クローバー

警告


東雲流星side


俺はこれでもかというほど散々泣いて、仲間と笑った後、気づいた。


あれ?あいつが居ない。


周りを見渡し探してもバカ笑いしている仲間の顔しか見当たらない。


どこに…、行った?


倉庫内を駆け回る。


どこだ?


どこだ?


あいつにはっ…、お礼と謝らなきゃなんねーのに。


しかし、文乃はどこにもいない。


視界に映るのは野郎の顔だけ。


倉庫内にいないなら…


最後の望をかけ、外へと向かう


泣き腫らした、顔に冷たい風が吹く。
その冷たさが今は気持ちがいい。


いた…!


俺の視線の先にはバイクに背を預けそらを眺める女がいた。


「あっ…。」


声をかけてお礼を言おうとした。ありがどよ!その一言が言いたかった。

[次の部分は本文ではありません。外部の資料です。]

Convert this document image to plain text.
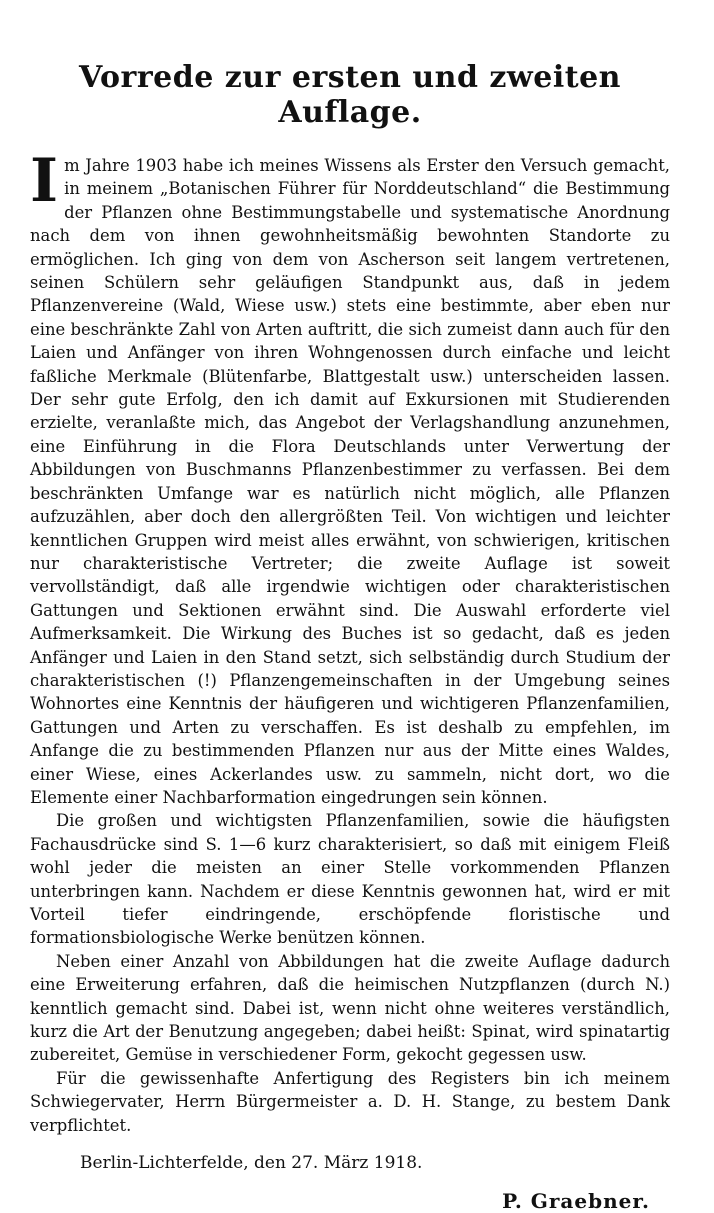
Vorrede zur ersten und zweiten Auflage.

Im Jahre 1903 habe ich meines Wissens als Erster den Versuch gemacht, in meinem „Botanischen Führer für Norddeutschland“ die Bestimmung der Pflanzen ohne Bestimmungstabelle und systematische Anordnung nach dem von ihnen gewohnheitsmäßig bewohnten Standorte zu ermöglichen. Ich ging von dem von Ascherson seit langem vertretenen, seinen Schülern sehr geläufigen Standpunkt aus, daß in jedem Pflanzenvereine (Wald, Wiese usw.) stets eine bestimmte, aber eben nur eine beschränkte Zahl von Arten auftritt, die sich zumeist dann auch für den Laien und Anfänger von ihren Wohngenossen durch einfache und leicht faßliche Merkmale (Blütenfarbe, Blattgestalt usw.) unterscheiden lassen. Der sehr gute Erfolg, den ich damit auf Exkursionen mit Studierenden erzielte, veranlaßte mich, das Angebot der Verlagshandlung anzunehmen, eine Einführung in die Flora Deutschlands unter Verwertung der Abbildungen von Buschmanns Pflanzenbestimmer zu verfassen. Bei dem beschränkten Umfange war es natürlich nicht möglich, alle Pflanzen aufzuzählen, aber doch den allergrößten Teil. Von wichtigen und leichter kenntlichen Gruppen wird meist alles erwähnt, von schwierigen, kritischen nur charakteristische Vertreter; die zweite Auflage ist soweit vervollständigt, daß alle irgendwie wichtigen oder charakteristischen Gattungen und Sektionen erwähnt sind. Die Auswahl erforderte viel Aufmerksamkeit. Die Wirkung des Buches ist so gedacht, daß es jeden Anfänger und Laien in den Stand setzt, sich selbständig durch Studium der charakteristischen (!) Pflanzengemeinschaften in der Umgebung seines Wohnortes eine Kenntnis der häufigeren und wichtigeren Pflanzenfamilien, Gattungen und Arten zu verschaffen. Es ist deshalb zu empfehlen, im Anfange die zu bestimmenden Pflanzen nur aus der Mitte eines Waldes, einer Wiese, eines Ackerlandes usw. zu sammeln, nicht dort, wo die Elemente einer Nachbarformation eingedrungen sein können.

Die großen und wichtigsten Pflanzenfamilien, sowie die häufigsten Fachausdrücke sind S. 1—6 kurz charakterisiert, so daß mit einigem Fleiß wohl jeder die meisten an einer Stelle vorkommenden Pflanzen unterbringen kann. Nachdem er diese Kenntnis gewonnen hat, wird er mit Vorteil tiefer eindringende, erschöpfende floristische und formationsbiologische Werke benützen können.

Neben einer Anzahl von Abbildungen hat die zweite Auflage dadurch eine Erweiterung erfahren, daß die heimischen Nutzpflanzen (durch N.) kenntlich gemacht sind. Dabei ist, wenn nicht ohne weiteres verständlich, kurz die Art der Benutzung angegeben; dabei heißt: Spinat, wird spinatartig zubereitet, Gemüse in verschiedener Form, gekocht gegessen usw.

Für die gewissenhafte Anfertigung des Registers bin ich meinem Schwiegervater, Herrn Bürgermeister a. D. H. Stange, zu bestem Dank verpflichtet.

Berlin-Lichterfelde, den 27. März 1918.
P. Graebner.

言いたくて、探していたのに…


その一言は…出なかった。


女の雰囲気があまりにも淡く、消えてしまいそうで…。


気をぬいたら、居なくなってしまうんじゃないか、そう思った。


俺はただ、黙って女を見守ることしか出来なかった。


女はそんな俺の心境を知ってか知らずか、
視線を空に向けたまま話かけてきた。


俺は、女の声にビクリとする。


気づいてたんだな。


「東雲さん。もう、仲間との話は終わったんですか?」


「東雲さんって…、それに口調も。なんかこそばゆいから辞めてくれ。」


「ごめん。私、怒るとつい口が悪くなって。もう今さらか…。じゃあ、東雲で。」


「なんなら流星でいいぜ!」


女はそんな俺に、ふっと笑う。


俺はポケーと、その横顔に見惚れる。
綺麗だ…。



…てっ!俺、さっきまで違う女好きだったんだよな?え!?俺ってたらしなのか!?